Depois, com a conquista da autonomia regional, a Madeira deu o grande salto em frente, ampliando os seus poderes constitucionais – que ficaram consignados na versão originária da Constituição de 1976. Mais tarde, as sucessivas revisões constitucionais foram aprofundando esses mesmos poderes, e, hoje, a conversa é outra: uma rede viária de altíssima qualidade, infraestruturas escolares renovadas, saneamento básico, direito ao trabalho e ao trabalho com direitos e, por fim, uma rede de lares modernizada, que garante anos tranquilos aos mais velhos.
Por isso é que, de então para cá, o PSD-M nunca mais largou a “bandeira” da defesa da autonomia, e percebe-se porquê. A defesa da autonomia político-administrativa das Regiões Autónomas é uma luta perene, que durará enquanto houver território, é um pouco como a ideia de Povo – vive para sempre.
Por outro lado, o PSD-M sempre respeitou os trabalhadores em funções públicas, garantindo-lhes um tratamento justo, digno e proporcional à importância da sua função.

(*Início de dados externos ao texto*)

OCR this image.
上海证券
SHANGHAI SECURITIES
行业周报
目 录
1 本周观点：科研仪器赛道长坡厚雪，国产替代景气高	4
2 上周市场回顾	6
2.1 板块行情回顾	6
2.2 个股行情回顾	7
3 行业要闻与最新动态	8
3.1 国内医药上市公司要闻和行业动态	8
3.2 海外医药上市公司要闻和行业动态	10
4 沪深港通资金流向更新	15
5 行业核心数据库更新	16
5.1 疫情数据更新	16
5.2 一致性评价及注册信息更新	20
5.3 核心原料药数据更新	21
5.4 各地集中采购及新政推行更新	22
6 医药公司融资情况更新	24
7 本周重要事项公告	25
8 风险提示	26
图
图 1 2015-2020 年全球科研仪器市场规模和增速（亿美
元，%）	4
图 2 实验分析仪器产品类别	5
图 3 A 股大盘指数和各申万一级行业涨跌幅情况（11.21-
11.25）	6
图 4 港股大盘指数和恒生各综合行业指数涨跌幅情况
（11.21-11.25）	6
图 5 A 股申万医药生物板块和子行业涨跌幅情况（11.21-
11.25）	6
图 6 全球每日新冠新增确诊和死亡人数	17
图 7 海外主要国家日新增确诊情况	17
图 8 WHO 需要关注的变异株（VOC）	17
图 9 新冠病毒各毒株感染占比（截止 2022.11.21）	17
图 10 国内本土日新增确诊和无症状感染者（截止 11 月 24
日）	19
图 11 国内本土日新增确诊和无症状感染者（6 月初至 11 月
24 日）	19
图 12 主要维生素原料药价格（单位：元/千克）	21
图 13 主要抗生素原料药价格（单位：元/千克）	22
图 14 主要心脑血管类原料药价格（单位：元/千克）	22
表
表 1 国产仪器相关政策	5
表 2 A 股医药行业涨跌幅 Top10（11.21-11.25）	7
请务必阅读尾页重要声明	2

Prova disso foi a aprovação pela Assembleia Legislativa Regional, em 2018, de um regime que permitiu a contagem integral do tempo de serviço a todos os professores da Região Autónoma da Madeira (os tais 9 anos, 4 meses e 2 dias). Uma medida de elevado alcance social, diga-se, que fez justiça à classe docente madeirense – e que, por sua vez, foi pioneira no país.

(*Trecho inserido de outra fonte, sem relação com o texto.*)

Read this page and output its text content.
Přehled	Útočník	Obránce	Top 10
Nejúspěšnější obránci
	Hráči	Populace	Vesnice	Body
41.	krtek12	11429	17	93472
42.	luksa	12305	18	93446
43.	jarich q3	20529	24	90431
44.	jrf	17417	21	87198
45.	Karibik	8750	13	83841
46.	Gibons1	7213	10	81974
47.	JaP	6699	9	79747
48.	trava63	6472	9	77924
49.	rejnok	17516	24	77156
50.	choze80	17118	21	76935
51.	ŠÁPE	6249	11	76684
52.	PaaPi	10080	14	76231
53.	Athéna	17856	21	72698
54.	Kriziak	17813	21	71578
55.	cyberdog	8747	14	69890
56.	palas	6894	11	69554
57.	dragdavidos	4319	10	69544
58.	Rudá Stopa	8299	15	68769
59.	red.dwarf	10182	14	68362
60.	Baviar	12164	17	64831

Perante isto, há uma outra pergunta na qual esbarramos: “E a oposição, pá? Tem-la visto?”.
E, bastas vezes, a resposta é sempre a mesma: “Não!”. E esse não é categórico, pois, na verdade, é difícil fazer oposição na Madeira. Como é que se porfia com um governo que executa uma política moderada, sensata e “bismarckiana” (a expressão é minha e só a mim me vincula)?

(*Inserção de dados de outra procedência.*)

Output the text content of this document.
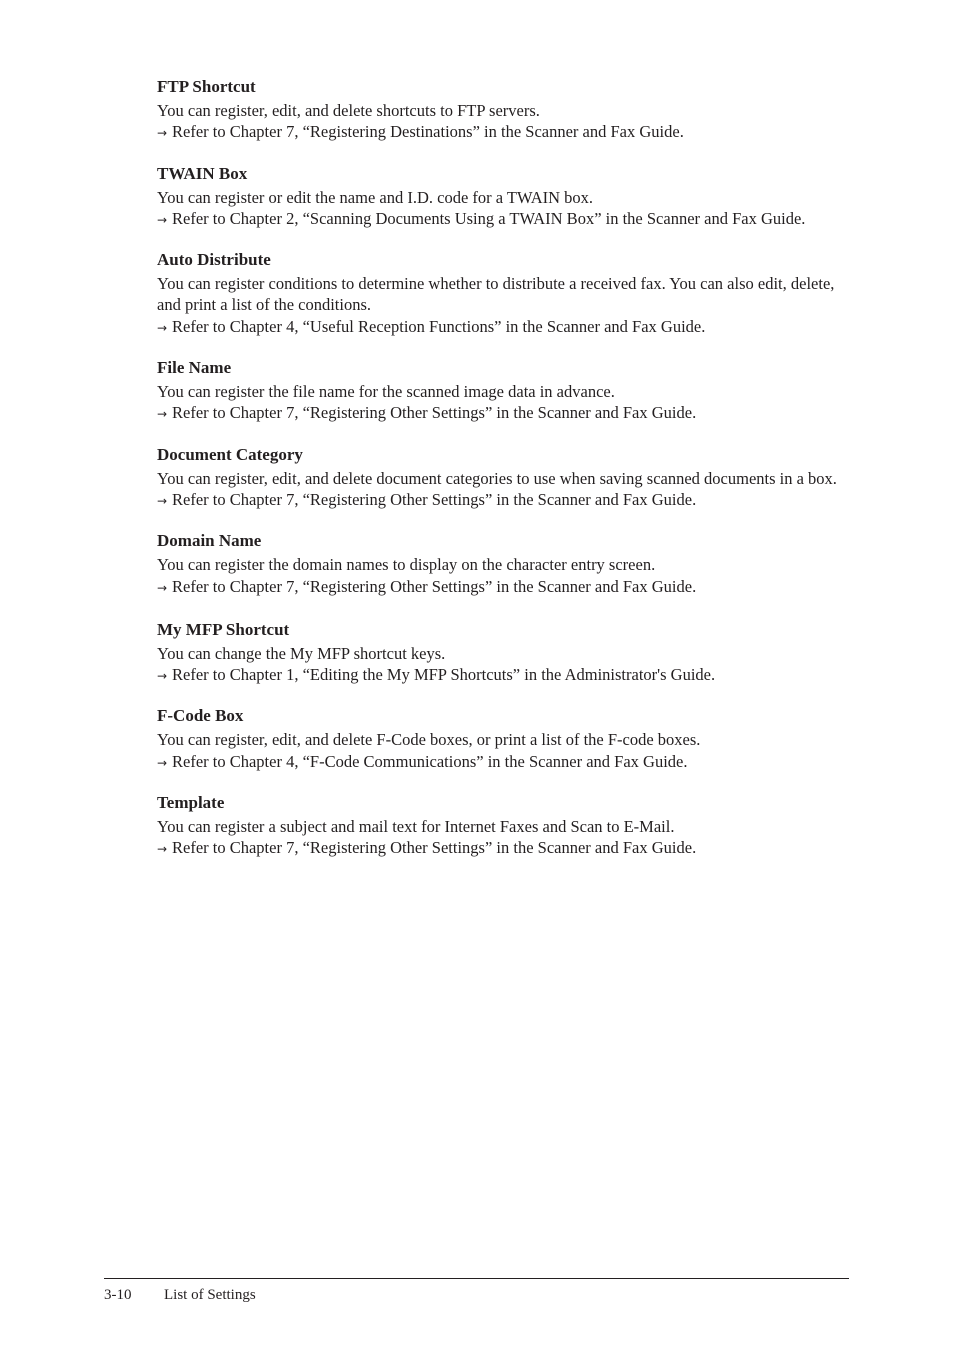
FTP Shortcut

You can register, edit, and delete shortcuts to FTP servers.

→ Refer to Chapter 7, “Registering Destinations” in the Scanner and Fax Guide.

TWAIN Box

You can register or edit the name and I.D. code for a TWAIN box.

→ Refer to Chapter 2, “Scanning Documents Using a TWAIN Box” in the Scanner and Fax Guide.

Auto Distribute

You can register conditions to determine whether to distribute a received fax. You can also edit, delete, and print a list of the conditions.

→ Refer to Chapter 4, “Useful Reception Functions” in the Scanner and Fax Guide.

File Name

You can register the file name for the scanned image data in advance.

→ Refer to Chapter 7, “Registering Other Settings” in the Scanner and Fax Guide.

Document Category

You can register, edit, and delete document categories to use when saving scanned documents in a box.

→ Refer to Chapter 7, “Registering Other Settings” in the Scanner and Fax Guide.

Domain Name

You can register the domain names to display on the character entry screen.

→ Refer to Chapter 7, “Registering Other Settings” in the Scanner and Fax Guide.

My MFP Shortcut

You can change the My MFP shortcut keys.

→ Refer to Chapter 1, “Editing the My MFP Shortcuts” in the Administrator's Guide.

F-Code Box

You can register, edit, and delete F-Code boxes, or print a list of the F-code boxes.

→ Refer to Chapter 4, “F-Code Communications” in the Scanner and Fax Guide.

Template

You can register a subject and mail text for Internet Faxes and Scan to E-Mail.

→ Refer to Chapter 7, “Registering Other Settings” in the Scanner and Fax Guide.

3-10 List of Settings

Fica difícil, por certo. Aliás, o PS/Madeira, principal partido da oposição, não tem, hoje, a dinâmica eleitoral que tinha quando disputou as eleições regionais de 2019. Em parte, porque a população madeirense, na altura, estava absolutamente rendida à figura de Paulo Cafôfo (atual SECP, então candidato à Presidência do Governo Regional). Mas, infelizmente, depois de apostadas todas as fichas, o PS-Madeira não logrou a vitória. Estar perto da vitória não é vencer, apesar de o PS-M ter feito pela vida.
Pesarosos, os socialistas madeirenses nunca digeriram bem a sua partida para a República. Ele, por seu lado, achou inevitável retirar-se da vida política regional após a derrota. E agora? Será que os socialistas madeirenses confiam numa vitória do PS-M?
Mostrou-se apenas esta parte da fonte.